Bożena Sikora-Giżyńska

Personal information
- Born: 18 April 1960 (age 66) Bielsko-Biała, Poland

Chess career
- Country: Poland
- Title: Woman International Master (1986)
- FIDE rating: 2175 (January 1998)
- Peak rating: 2265 (July 1987)

= Bożena Sikora-Giżyńska =

Polish chess player (born 1960)

Bożena Sikora-Giżyńska (born 18 April 1960) is a Polish chess player who won the Polish Women's Chess Championship in 1990. She received the FIDE title of Woman International Master (WIM) in 1986.

==Chess career==
In 1975 Bożena Sikora-Giżyńska won Polish Junior Chess Championship. In 1977 she won European Junior Chess Championship (U-20) in Novi Sad.

From 1975 to 1992 Bożena Sikora-Giżyńska played 17 times in the Polish Women's Chess Championship's finals. She won three medals: gold (1990), silver (1981) and bronze (1988). Also Bożena Sikora-Giżynska won gold medal in Polish Team Chess Championships (1990).
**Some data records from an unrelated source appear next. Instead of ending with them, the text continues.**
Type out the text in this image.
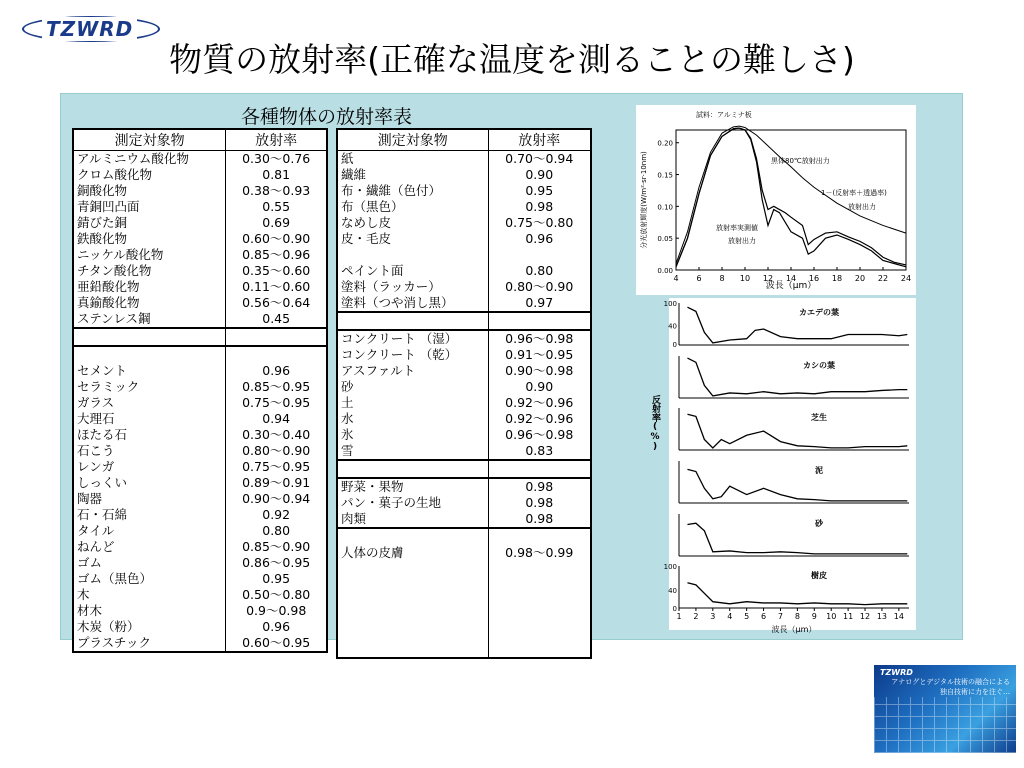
TZWRD
物質の放射率(正確な温度を測ることの難しさ)
各種物体の放射率表
測定対象物	放射率
アルミニウム酸化物	0.30〜0.76
クロム酸化物	0.81
銅酸化物	0.38〜0.93
青銅凹凸面	0.55
錆びた銅	0.69
鉄酸化物	0.60〜0.90
ニッケル酸化物	0.85〜0.96
チタン酸化物	0.35〜0.60
亜鉛酸化物	0.11〜0.60
真鍮酸化物	0.56〜0.64
ステンレス鋼	0.45

セメント	0.96
セラミック	0.85〜0.95
ガラス	0.75〜0.95
大理石	0.94
ほたる石	0.30〜0.40
石こう	0.80〜0.90
レンガ	0.75〜0.95
しっくい	0.89〜0.91
陶器	0.90〜0.94
石・石綿	0.92
タイル	0.80
ねんど	0.85〜0.90
ゴム	0.86〜0.95
ゴム（黒色）	0.95
木	0.50〜0.80
材木	0.9〜0.98
木炭（粉）	0.96
プラスチック	0.60〜0.95
測定対象物	放射率
紙	0.70〜0.94
繊維	0.90
布・繊維（色付）	0.95
布（黒色）	0.98
なめし皮	0.75〜0.80
皮・毛皮	0.96

ペイント面	0.80
塗料（ラッカー）	0.80〜0.90
塗料（つや消し黒）	0.97

コンクリート （湿）	0.96〜0.98
コンクリート （乾）	0.91〜0.95
アスファルト	0.90〜0.98
砂	0.90
土	0.92〜0.96
水	0.92〜0.96
氷	0.96〜0.98
雪	0.83

野菜・果物	0.98
パン・菓子の生地	0.98
肉類	0.98

人体の皮膚	0.98〜0.99

4 6 8 10 12 14 16 18 20 22 24
0.00
0.05
0.10
0.15
0.20
試料：アルミナ板
波長（μm）
分光放射輝度(W/m²·sr·10nm)	黒体80℃放射出力
1－(反射率＋透過率)
放射出力
放射率実測値
放射出力
カエデの葉
カシの葉
芝生
泥
砂
樹皮
100
40
0
100
40
0
1 2 3 4 5 6 7 8 9 10 11 12 13 14
波長（μm）
TZWRD
アナログとデジタル技術の融合による
独自技術に力を注ぐ…
反射率(%)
Bożena Sikora-Giżyńska won or shared first place in an international women's chess tournament in Nałęczów (1982, 1983), Iwonicz-Zdrój (1985) and Prague "Bohemians" (1987–1990, 1992). She was awarded the WIM title in 1986.

Bożena Sikora-Giżyńska played for Poland in Women's Chess Olympiads:
- In 1990, at second board in the 29th Chess Olympiad (women) in Novi Sad (+2, =4, -4).